– ¿Quién era? -le preguntó Alistair cuando hubo entrado en casa.
– Nadie -contestó Sean-. Se había equivocado de dirección,
Alistair lo miró con cierto recelo.
– ¿Están listos para desayunar? Puedo preparar algo.
– Bajaremos en quince minutos -respondió Sean. Luego subió las escaleras de dos en dos. Una vez en la habitación, encontró a Laurel remoloneando en la cama todavía-. ¿Estás despierta? -le preguntó mientras retiraba la colcha.
– Ahora sí.
– Eddie ha venido a verte.
– ¿Qué Eddie? -preguntó Laurel frotándose los ojos.
– Edward, el hombre con el que ibas a casarte.

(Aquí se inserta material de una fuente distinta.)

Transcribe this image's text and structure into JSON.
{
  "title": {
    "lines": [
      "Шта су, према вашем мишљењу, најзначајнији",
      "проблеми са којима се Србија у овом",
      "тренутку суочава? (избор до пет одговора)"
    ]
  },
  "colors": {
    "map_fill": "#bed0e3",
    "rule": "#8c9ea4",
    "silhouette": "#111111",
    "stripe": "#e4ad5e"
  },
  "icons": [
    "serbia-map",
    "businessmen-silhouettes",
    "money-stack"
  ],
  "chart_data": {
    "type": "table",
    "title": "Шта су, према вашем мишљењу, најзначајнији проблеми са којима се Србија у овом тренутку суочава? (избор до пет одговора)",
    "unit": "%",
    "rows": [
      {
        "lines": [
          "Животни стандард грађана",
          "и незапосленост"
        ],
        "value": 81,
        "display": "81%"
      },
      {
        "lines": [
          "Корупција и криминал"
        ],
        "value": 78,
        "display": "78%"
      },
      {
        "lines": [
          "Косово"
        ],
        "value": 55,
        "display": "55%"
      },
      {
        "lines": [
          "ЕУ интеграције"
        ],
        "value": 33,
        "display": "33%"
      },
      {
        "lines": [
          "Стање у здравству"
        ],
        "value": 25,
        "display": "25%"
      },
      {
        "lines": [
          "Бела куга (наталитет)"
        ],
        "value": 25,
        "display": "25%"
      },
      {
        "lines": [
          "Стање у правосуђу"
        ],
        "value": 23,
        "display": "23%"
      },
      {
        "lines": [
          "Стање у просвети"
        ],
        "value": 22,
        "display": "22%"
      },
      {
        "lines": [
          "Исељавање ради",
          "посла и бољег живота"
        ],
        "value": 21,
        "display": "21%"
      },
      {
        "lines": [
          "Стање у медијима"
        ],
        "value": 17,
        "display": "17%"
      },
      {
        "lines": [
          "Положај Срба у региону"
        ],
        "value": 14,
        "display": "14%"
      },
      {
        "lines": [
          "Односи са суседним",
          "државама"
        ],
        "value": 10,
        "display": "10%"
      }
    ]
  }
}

La expresión soñolienta de la cara se le borró al instante.
– ¿Eddie está en casa? -preguntó, incorporándose como un resorte,
– Tranquila, ya se ha ido. No lo ha visto nadie. Abrí yo la puerta y me lo encontré. Dice que quiere hablar contigo- Que todavía te quiere -Sean la miró a la cara-. ¿Tú sigues queriéndolo?
– ¡No! -exclamó ella-. Ya te lo he dicho, nunca lo he querido.
– Entonces, ¿sólo re ibas a casar con él por el dinero?
– Nos llevábamos bien -contestó tras pensárselo unos segundos-. No sabía que fuese polígamo. Y necesitaba casarme. ¿Qué crees que quiere?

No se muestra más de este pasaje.